Giustizia, la riscossa del Tar Campania: in quindici anni l’arretrato crolla del 90%
C’era una volta il “buco nero” della giustizia amministrativa campana, un archivio sterminato dove i ricorsi dei cittadini e delle imprese sembravano destinati a invecchiare per decenni tra polvere e rinvii. Oggi, quel sistema elefantiaco ha lasciato il posto a una macchina che corre. I numeri snocciolati durante l’inaugurazione dell’anno giudiziario 2026 non lasciano spazio a interpretazioni: negli ultimi quindici anni, il Tar della Campania ha abbattuto l’arretrato del 90%, passando da una montagna di oltre centomila pendenze agli attuali diecimila ricorsi. Una “cura da cavallo” che ha riportato i tempi della giustizia in una dimensione di civiltà, restituendo risposte rapide a un territorio che ne ha disperatamente bisogno.
Il miracolo dei numeri: via 90mila ricorsi
A tracciare il bilancio di questo percorso è il presidente del Tar Campania, Nicola Gaviano, che a margine della cerimonia inaugurale ha definito “brillantissimo” il lavoro svolto nell’ultimo quindicennio. Non si tratta di una semplice operazione di smaltimento cartaceo, ma di un cambio di passo strutturale. «L’arretrato era superiore alle centomila unità», ha ricordato Gaviano, sottolineando come oggi la soglia dei diecimila ricorsi pendenti rappresenti un traguardo di stabilità che permette di guardare al futuro con una programmazione reale e non più con l’ansia dell’emergenza perenne.
Questo risultato non è piovuto dal cielo, ma è il frutto di un impegno corale che ha visto schierati in prima linea non solo i magistrati, chiamati a ritmi serrati di sentenze, ma anche il personale amministrativo, spesso sottodimensionato rispetto al carico di lavoro.
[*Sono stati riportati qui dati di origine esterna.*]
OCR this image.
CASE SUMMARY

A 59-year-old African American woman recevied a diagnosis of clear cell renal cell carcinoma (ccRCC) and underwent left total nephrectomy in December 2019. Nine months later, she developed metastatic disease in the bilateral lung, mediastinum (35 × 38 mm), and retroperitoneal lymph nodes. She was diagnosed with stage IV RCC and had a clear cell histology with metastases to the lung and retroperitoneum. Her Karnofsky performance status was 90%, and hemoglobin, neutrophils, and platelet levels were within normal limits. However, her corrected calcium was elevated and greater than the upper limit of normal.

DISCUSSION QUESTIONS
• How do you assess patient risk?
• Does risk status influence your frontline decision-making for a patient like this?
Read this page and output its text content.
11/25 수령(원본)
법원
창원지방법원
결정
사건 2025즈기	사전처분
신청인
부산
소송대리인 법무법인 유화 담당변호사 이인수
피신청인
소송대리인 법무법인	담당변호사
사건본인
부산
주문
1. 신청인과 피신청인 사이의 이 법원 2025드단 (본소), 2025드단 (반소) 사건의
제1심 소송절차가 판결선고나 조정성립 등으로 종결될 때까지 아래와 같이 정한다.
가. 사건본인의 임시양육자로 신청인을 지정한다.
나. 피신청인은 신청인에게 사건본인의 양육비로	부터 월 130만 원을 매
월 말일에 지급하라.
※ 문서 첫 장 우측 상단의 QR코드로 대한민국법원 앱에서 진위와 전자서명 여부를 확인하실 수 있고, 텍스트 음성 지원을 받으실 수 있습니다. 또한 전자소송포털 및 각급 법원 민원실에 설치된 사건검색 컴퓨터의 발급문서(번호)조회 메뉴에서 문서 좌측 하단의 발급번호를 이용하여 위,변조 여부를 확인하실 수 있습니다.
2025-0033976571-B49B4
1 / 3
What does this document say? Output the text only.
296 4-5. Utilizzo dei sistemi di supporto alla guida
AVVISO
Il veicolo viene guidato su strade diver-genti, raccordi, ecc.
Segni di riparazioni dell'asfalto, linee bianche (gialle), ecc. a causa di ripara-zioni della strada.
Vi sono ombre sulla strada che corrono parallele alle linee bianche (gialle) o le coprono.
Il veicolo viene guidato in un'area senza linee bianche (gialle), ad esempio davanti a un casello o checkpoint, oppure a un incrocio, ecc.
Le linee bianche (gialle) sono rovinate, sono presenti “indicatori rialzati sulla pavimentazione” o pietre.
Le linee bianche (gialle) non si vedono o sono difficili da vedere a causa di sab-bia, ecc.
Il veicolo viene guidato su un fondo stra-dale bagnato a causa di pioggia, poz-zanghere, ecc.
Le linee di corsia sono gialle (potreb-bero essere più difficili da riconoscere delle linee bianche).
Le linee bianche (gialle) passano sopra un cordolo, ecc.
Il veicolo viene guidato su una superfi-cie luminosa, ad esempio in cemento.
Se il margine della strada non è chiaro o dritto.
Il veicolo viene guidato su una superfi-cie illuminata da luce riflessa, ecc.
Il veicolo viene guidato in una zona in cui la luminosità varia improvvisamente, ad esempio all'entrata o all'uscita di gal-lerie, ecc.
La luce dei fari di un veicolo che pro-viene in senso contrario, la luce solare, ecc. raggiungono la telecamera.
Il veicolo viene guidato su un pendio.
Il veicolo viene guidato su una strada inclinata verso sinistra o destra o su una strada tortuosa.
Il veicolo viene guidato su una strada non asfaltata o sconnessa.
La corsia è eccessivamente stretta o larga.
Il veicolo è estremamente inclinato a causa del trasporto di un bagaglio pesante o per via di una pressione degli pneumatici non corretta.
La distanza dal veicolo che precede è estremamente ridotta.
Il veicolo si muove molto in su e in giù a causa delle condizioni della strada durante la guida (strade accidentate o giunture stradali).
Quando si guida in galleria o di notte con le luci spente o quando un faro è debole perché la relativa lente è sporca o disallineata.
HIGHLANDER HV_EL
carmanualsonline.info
Una sinergia che ha permesso di mettere la tempistica dei processi “pienamente sotto controllo”, garantendo che un ricorso non sia più una scommessa a lungo termine, ma uno strumento efficace per la tutela dei diritti.
Un modello nazionale tra Napoli e Roma
Il successo della sede napoletana, tuttavia, non è un caso isolato. Gaviano ha tenuto a precisare che questa efficienza è figlia di una strategia nazionale, coordinata dalle strutture centrali della giustizia amministrativa. La programmazione centrale ha fornito gli strumenti, ma è sui territori che si è giocata la partita più difficile. Napoli, storicamente una delle piazze più complesse d’Italia per numero e criticità delle controversie, è diventata il simbolo di questa inversione di tendenza. Lo “stato di salute” della giustizia amministrativa oggi viene definito “buono”, un segnale di speranza per un Mezzogiorno che spesso fatica a tenere il passo con gli standard europei di efficienza burocratica.
Nuove norme e tensioni sociali: le sfide del 2026
Ma non c’è spazio per l’autocompiacimento. Se l’arretrato è sotto controllo, il presente continua a presentare sfide durissime. I magistrati amministrativi si trovano oggi a operare in un contesto normativo estremamente fluido, caratterizzato da leggi recentissime e spesso di difficile interpretazione. «Siamo sempre indotti ad affrontare problematiche nuove sul piano giuridico», ha spiegato il presidente Gaviano, evidenziando come il tribunale sia diventato il terminale ultimo di tensioni sociali che esplodono nelle aule di giustizia.
Dagli appalti legati ai fondi del PNRR alle controversie urbanistiche, fino ai diritti civili e ai servizi pubblici, il Tar Campania rimane un osservatorio privilegiato – e spesso un parafulmine – delle trasformazioni della società. La complessità delle questioni sottoposte ai collegi giudicanti richiede una vigilanza costante: la rapidità non deve andare a discapito della qualità della decisione. In un’Italia che tenta faticosamente di modernizzarsi, il Tar Campania sembra aver trovato la ricetta giusta: smaltire il passato per non farsi travolgere dalle incertezze del futuro.